Até mesmo seus discípulos o confundiram com um messias político e disputavam o “melhor lugar” em um futuro reino restaurado, ao que ele fazia questão de lembrar que a marca da sua missão era o serviço e expressava isso cabalmente como se quisesse abrir a mente e o coração dos seus discípulos: “vocês sabem que os governantes das nações as dominam e os grandes as tiranizam, mas entre vós não deve ser assim. Ao contrário, quem de vocês quiser ser grande, seja o servidor de vocês. E quem de vocês quiser ser o primeiro seja o servo de todos. Porque o filho do homem não veio para ser servido, mas para servir e dar a própria vida como resgate por muitos” (Mc 10,43-45).
A celebração deste domingo convida a rezar esta memória significativa, como descreve o prefacio da oração eucarística indicada para o dia: com óleo de exultação ungiste vosso filho Jesus Cristo, Sacerdote eterno e Rei do universo (…)depois de ter submetido ao seu poder todas as criaturas, entregará à vossa imensa majestade um reino eterno universal: reino da verdade e da vida, reino da santidade e da graça, reino da justiça do amor e da paz (cf.
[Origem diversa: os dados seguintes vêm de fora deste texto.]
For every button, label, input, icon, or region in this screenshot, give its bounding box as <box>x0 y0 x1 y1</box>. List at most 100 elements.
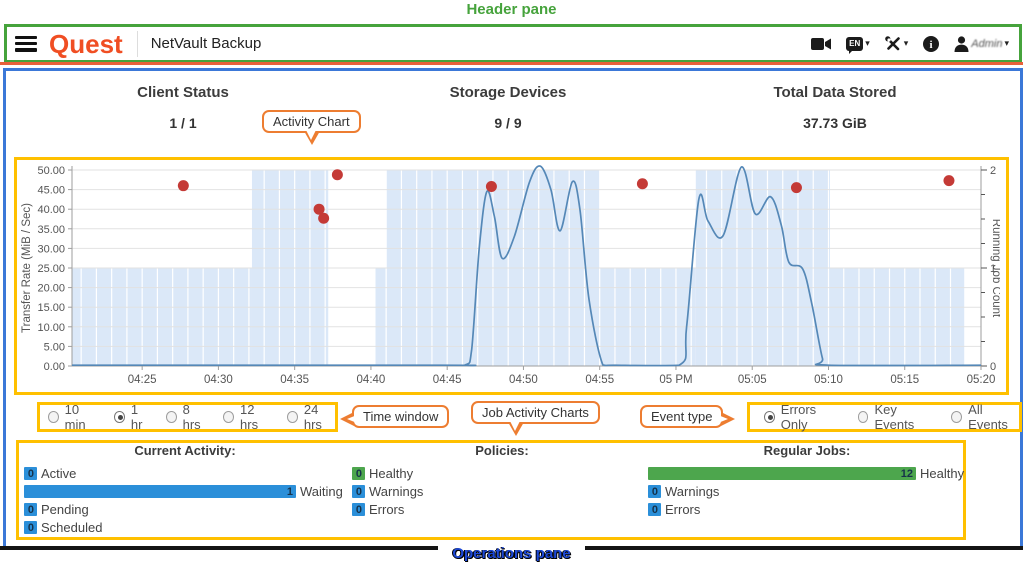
video-camera-icon[interactable] <box>811 37 832 51</box>
svg-text:05 PM: 05 PM <box>659 374 692 386</box>
chevron-down-icon: ▾ <box>865 38 870 48</box>
job-bar-waiting: 1 Waiting <box>24 484 346 499</box>
annotation-header-pane: Header pane <box>466 1 557 18</box>
header-toolbar: EN ▾ ▾ i Admin ▾ <box>811 35 1019 54</box>
radio-icon[interactable] <box>951 411 963 423</box>
radio-time-10-min[interactable]: 10 min <box>48 402 98 432</box>
stat-value: 37.73 GiB <box>803 115 867 131</box>
stat-label: Storage Devices <box>449 84 567 101</box>
quest-logo[interactable]: Quest <box>49 28 123 59</box>
stat-label: Client Status <box>137 84 229 101</box>
svg-text:04:45: 04:45 <box>433 374 462 386</box>
radio-events-errors-only[interactable]: Errors Only <box>764 402 839 432</box>
language-icon: EN <box>846 36 864 54</box>
job-bar-errors: 0 Errors <box>648 502 966 517</box>
stat-value: 1 / 1 <box>169 115 197 131</box>
svg-text:05:05: 05:05 <box>738 374 767 386</box>
info-icon[interactable]: i <box>923 35 940 52</box>
radio-icon[interactable] <box>166 411 177 423</box>
annotation-time-window: Time window <box>339 405 450 428</box>
stat-total-data-stored: Total Data Stored 37.73 GiB <box>725 84 945 131</box>
radio-time-1-hr[interactable]: 1 hr <box>114 402 150 432</box>
radio-label: Key Events <box>874 402 915 432</box>
job-bar-value: 0 <box>648 485 661 498</box>
job-bar-value: 0 <box>352 485 365 498</box>
job-bar-active: 0 Active <box>24 466 346 481</box>
svg-text:04:35: 04:35 <box>280 374 309 386</box>
radio-events-all-events[interactable]: All Events <box>951 402 1019 432</box>
job-bar-value: 1 <box>24 485 296 498</box>
job-bar-scheduled: 0 Scheduled <box>24 520 346 535</box>
activity-chart-panel: 0.00 5.00 10.00 15.00 20.00 25.00 30.00 35.00 40… <box>14 157 1009 395</box>
radio-time-8-hrs[interactable]: 8 hrs <box>166 402 207 432</box>
svg-text:05:20: 05:20 <box>967 374 996 386</box>
job-bar-pending: 0 Pending <box>24 502 346 517</box>
job-bar-label: Scheduled <box>41 520 103 535</box>
radio-icon[interactable] <box>764 411 775 423</box>
radio-label: 10 min <box>64 402 86 432</box>
svg-text:04:55: 04:55 <box>585 374 614 386</box>
svg-text:40.00: 40.00 <box>37 204 65 216</box>
stat-storage-devices: Storage Devices 9 / 9 <box>398 84 618 131</box>
job-bar-label: Errors <box>369 502 405 517</box>
job-bar-label: Waiting <box>300 484 343 499</box>
radio-label: 24 hrs <box>303 402 322 432</box>
annotation-event-type: Event type <box>640 405 736 428</box>
svg-text:Transfer Rate (MiB / Sec): Transfer Rate (MiB / Sec) <box>21 203 33 333</box>
job-bar-label: Pending <box>41 502 89 517</box>
stat-value: 9 / 9 <box>494 115 522 131</box>
radio-label: Errors Only <box>780 402 817 432</box>
job-bar-errors: 0 Errors <box>352 502 652 517</box>
job-bar-value: 12 <box>648 467 916 480</box>
svg-text:1: 1 <box>990 263 996 275</box>
radio-label: 1 hr <box>130 402 143 432</box>
radio-icon[interactable] <box>857 411 869 423</box>
tools-icon <box>884 35 900 50</box>
username-label: Admin <box>971 37 1003 50</box>
annotation-activity-chart: Activity Chart <box>262 110 361 145</box>
policies-group: Policies: 0 Healthy 0 Warnings 0 Errors <box>352 443 652 520</box>
svg-text:0.00: 0.00 <box>44 361 65 373</box>
header-divider <box>136 30 138 57</box>
radio-events-key-events[interactable]: Key Events <box>857 402 933 432</box>
job-bar-value: 0 <box>648 503 661 516</box>
annotation-job-activity-charts: Job Activity Charts <box>471 401 600 436</box>
svg-text:25.00: 25.00 <box>37 263 65 275</box>
radio-icon[interactable] <box>114 411 125 423</box>
svg-text:04:50: 04:50 <box>509 374 538 386</box>
activity-chart: 0.00 5.00 10.00 15.00 20.00 25.00 30.00 35.00 40… <box>21 165 1000 386</box>
svg-text:05:15: 05:15 <box>890 374 919 386</box>
job-bar-healthy: 0 Healthy <box>352 466 652 481</box>
job-group-title: Current Activity: <box>134 443 236 458</box>
user-menu[interactable]: Admin ▾ <box>954 35 1009 52</box>
job-bar-warnings: 0 Warnings <box>648 484 966 499</box>
svg-text:0: 0 <box>990 361 996 373</box>
radio-icon[interactable] <box>48 411 59 423</box>
job-bar-label: Errors <box>665 502 701 517</box>
job-bar-warnings: 0 Warnings <box>352 484 652 499</box>
job-bar-label: Warnings <box>369 484 424 499</box>
job-bar-value: 0 <box>352 467 365 480</box>
svg-text:20.00: 20.00 <box>37 283 65 295</box>
radio-time-24-hrs[interactable]: 24 hrs <box>287 402 335 432</box>
stat-label: Total Data Stored <box>773 84 897 101</box>
radio-icon[interactable] <box>287 411 298 423</box>
annotation-operations-pane: Operations pane <box>0 545 1023 563</box>
svg-text:30.00: 30.00 <box>37 243 65 255</box>
radio-icon[interactable] <box>223 411 235 423</box>
chevron-down-icon: ▾ <box>903 38 909 48</box>
event-type-radio-group: Errors Only Key Events All Events <box>747 402 1022 432</box>
job-bar-healthy: 12 Healthy <box>648 466 966 481</box>
svg-text:50.00: 50.00 <box>37 165 65 177</box>
svg-text:04:40: 04:40 <box>357 374 386 386</box>
radio-time-12-hrs[interactable]: 12 hrs <box>223 402 271 432</box>
job-bar-value: 0 <box>24 521 37 534</box>
job-bar-value: 0 <box>24 467 37 480</box>
job-group-title: Policies: <box>475 443 529 458</box>
menu-icon[interactable] <box>15 35 37 52</box>
language-menu[interactable]: EN ▾ <box>846 36 870 54</box>
radio-label: All Events <box>968 402 1008 432</box>
radio-label: 12 hrs <box>240 402 259 432</box>
tools-menu[interactable]: ▾ <box>884 35 909 52</box>
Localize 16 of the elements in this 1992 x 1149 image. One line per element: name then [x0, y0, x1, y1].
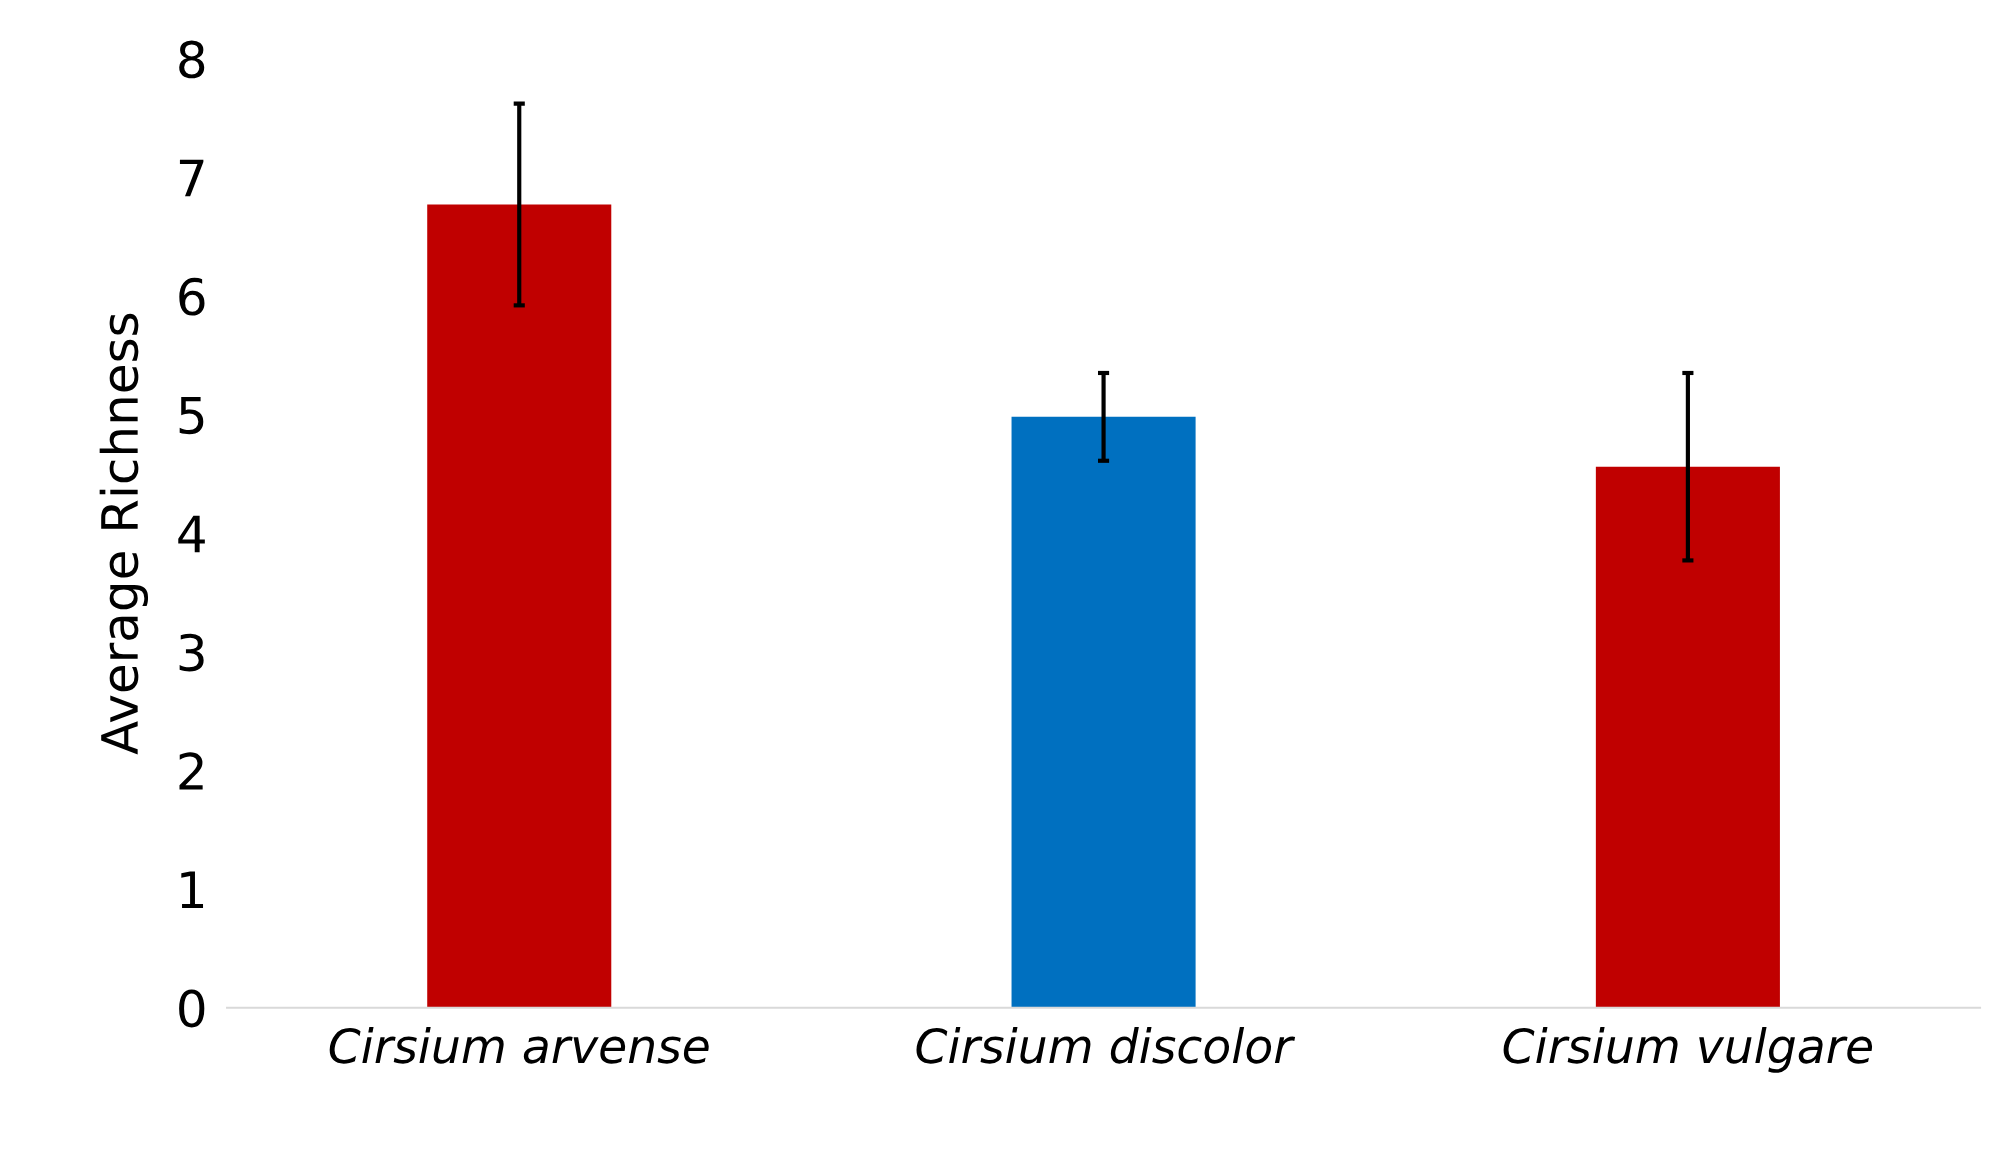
- y-tick-label: 0: [179, 989, 205, 1028]
- bar: [1595, 466, 1780, 1008]
- y-tick-label: 4: [178, 515, 205, 553]
- bar: [427, 204, 612, 1008]
- y-tick-label: 6: [179, 277, 205, 316]
- y-tick-label: 1: [181, 871, 204, 909]
- x-tick-label: Cirsium arvense: [329, 1027, 709, 1064]
- y-tick-label: 7: [179, 159, 204, 197]
- bar: [1011, 416, 1196, 1008]
- y-tick-label: 5: [179, 397, 204, 435]
- y-tick-label: 2: [179, 752, 203, 790]
- x-tick-label: Cirsium vulgare: [1503, 1027, 1873, 1073]
- y-tick-label: 8: [179, 40, 205, 79]
- x-tick-label: Cirsium discolor: [916, 1027, 1296, 1064]
- y-axis-title: Average Richness: [99, 313, 149, 755]
- y-tick-label: 3: [179, 633, 204, 672]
MR 426).
O texto de Lucas (23,35-43), proposto para este domingo, relata os momentos finais da vida de Jesus, já crucificado e agonizante na cruz. Jesus está morrendo e aparentemente derrotado. Muitos assistem àquela cena que vista de uma forma superficial seria a vitória dos adversários de Jesus, visto que parte dos seus seguidores haviam debandando e os que ali ficaram não tinha muito o que fazer.
Jesus foi zombado primeiramente pelos chefes. E o objeto da zombaria dirigida a Jesus pelos chefes era a salvação da sua vida carnal. Jesus é zombado por ser incompetente e por não ter sido capaz salvar a si mesmo, princípio de uma sociedade centrada na pessoa fechada em si mesma, segundo a qual vale o “eu egoísta”, justamente o que Jesus não defendia.
Os soldados também zombavam de Jesus. Estes ofereciam-lhe vinagre e diziam: “se és o rei dos judeus, salva-te a ti mesmo”. Este segundo grupo cobra de Jesus algo que foi atribuído a Ele, o reinado de Israel. Jesus seria o messias escolhido, com um poder sem limites para governar aquele povo à revelia do poder romano, dominante naquele território. Também não compreenderam o sentido do messianismo de Jesus, marcado pelo serviço e a vida doada pelos pobres e últimos da sociedade como ele expressou no início da sua missão na Galileia (Lc 4,16-20).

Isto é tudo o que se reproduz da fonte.